Let me start by saying I know you didn’t mean to be insensitive. Maybe it was just a slip of the tongue, or maybe you didn’t realize the implications of your phrasing. But when you looked me up and down, scrutinized my small frame and said “You’re looking a little anorexic,” you weren’t just mentioning an innocent observation about my weight; you were associating being skinny with having an eating disorder, losing a little bit of weight to starving yourself.
Anorexia is not a term you can casually substitute for the word “thin.” One is a body type, a characteristic of someone’s figure. The other is a serious, potentially life-threatening disorder that thousands of people struggle with every day.
Having never experienced an eating disorder, I was able to brush off your comment at the time. “She is clearly not aware of my undying love for Chipotle,” I thought to myself. But what you said stuck with me. You made me realize how, as a society, we have become blind to how desensitized we are to eating disorders and mental illness.
Often, people say things like “I am so O.C.D. about cleaning my room” without having ever struggled with Obsessive Compulsive Disorder. The term O.C.D. has been trivialized to the point where people use it to describe being particular about something, not actually having the mental disorder that leaves many with debilitating anxiety.
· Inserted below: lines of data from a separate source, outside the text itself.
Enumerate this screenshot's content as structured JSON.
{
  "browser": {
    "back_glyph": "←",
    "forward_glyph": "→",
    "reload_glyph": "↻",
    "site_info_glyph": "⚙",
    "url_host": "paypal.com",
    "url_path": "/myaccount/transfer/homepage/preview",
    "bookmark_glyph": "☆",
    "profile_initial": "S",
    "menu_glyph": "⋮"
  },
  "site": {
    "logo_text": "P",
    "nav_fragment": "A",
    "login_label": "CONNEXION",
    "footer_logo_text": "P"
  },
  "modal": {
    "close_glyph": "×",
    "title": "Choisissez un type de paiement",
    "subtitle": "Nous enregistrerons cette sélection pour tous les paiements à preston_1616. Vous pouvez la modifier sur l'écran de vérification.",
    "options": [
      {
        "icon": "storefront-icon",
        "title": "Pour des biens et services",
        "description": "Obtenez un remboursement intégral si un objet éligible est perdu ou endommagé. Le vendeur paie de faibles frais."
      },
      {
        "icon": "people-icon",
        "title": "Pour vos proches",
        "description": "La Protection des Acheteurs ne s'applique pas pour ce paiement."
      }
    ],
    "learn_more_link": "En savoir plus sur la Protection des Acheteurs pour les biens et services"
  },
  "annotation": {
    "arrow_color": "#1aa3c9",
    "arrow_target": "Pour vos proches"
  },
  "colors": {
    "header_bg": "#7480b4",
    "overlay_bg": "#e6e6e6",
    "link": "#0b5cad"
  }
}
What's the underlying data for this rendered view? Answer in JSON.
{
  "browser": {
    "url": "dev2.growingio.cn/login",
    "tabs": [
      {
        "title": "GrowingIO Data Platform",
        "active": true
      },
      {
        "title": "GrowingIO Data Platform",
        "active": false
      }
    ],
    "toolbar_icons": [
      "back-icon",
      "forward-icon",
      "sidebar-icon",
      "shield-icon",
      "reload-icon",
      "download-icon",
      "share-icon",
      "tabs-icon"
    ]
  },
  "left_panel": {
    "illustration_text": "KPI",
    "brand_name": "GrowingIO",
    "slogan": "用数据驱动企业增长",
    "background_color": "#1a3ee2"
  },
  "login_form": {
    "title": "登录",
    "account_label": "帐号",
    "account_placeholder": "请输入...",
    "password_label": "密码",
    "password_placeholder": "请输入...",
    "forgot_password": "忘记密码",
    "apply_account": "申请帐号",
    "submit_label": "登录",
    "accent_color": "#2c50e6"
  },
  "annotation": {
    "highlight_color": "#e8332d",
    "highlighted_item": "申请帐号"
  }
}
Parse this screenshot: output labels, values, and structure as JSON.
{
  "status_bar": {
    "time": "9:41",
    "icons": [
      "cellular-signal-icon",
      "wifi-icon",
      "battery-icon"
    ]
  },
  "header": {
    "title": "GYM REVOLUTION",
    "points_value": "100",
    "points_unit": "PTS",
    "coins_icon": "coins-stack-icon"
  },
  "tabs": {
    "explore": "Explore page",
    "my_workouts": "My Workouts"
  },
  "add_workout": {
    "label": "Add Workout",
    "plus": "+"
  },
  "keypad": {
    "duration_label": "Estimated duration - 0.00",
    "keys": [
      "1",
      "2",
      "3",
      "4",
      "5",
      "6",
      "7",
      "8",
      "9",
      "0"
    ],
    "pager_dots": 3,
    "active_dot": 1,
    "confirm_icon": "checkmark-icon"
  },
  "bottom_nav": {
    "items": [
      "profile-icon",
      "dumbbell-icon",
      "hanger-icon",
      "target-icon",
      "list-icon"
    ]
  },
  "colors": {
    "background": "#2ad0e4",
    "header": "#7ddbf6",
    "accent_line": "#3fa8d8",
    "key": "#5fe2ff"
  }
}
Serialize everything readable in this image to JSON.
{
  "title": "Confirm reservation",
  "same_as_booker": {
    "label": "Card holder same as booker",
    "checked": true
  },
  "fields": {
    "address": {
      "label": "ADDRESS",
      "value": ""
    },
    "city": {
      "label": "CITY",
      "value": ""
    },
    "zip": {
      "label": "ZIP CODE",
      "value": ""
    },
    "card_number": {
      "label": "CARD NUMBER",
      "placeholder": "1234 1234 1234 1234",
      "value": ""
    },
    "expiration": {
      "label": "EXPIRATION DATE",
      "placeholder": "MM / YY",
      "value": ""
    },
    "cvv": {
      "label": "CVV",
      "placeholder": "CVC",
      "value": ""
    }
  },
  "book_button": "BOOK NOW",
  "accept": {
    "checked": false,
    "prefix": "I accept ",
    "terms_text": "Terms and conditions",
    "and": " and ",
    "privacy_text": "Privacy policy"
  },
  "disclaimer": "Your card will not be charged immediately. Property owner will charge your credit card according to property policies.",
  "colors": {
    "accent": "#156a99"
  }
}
It’s seen again with references to Depression. “I wasn’t able to get free two-day shipping on my Amazon order, I’m so depressed.” No. Depression, with it’s weight and severity, cannot be equated to just average inconveniences.
Diabetes, Depression, Anxiety, OCD, Anorexia, and so many other debilitating illnesses are thrown around with no thought and used in substitution of average adjectives. Careless use of these terms can have a lasting impact on how we perceive these disorders.
If I were Anorexic and I were to come forward and be honest with you about my struggle, how would I know that you understand the severity? After all, your casual substitution of the word “thin” with the word “Anorexic” lead me to believe that you don’t know what Anorexia entails.
Instead of using serious illnesses to describe casual observations and feelings, maybe you should think about what you say.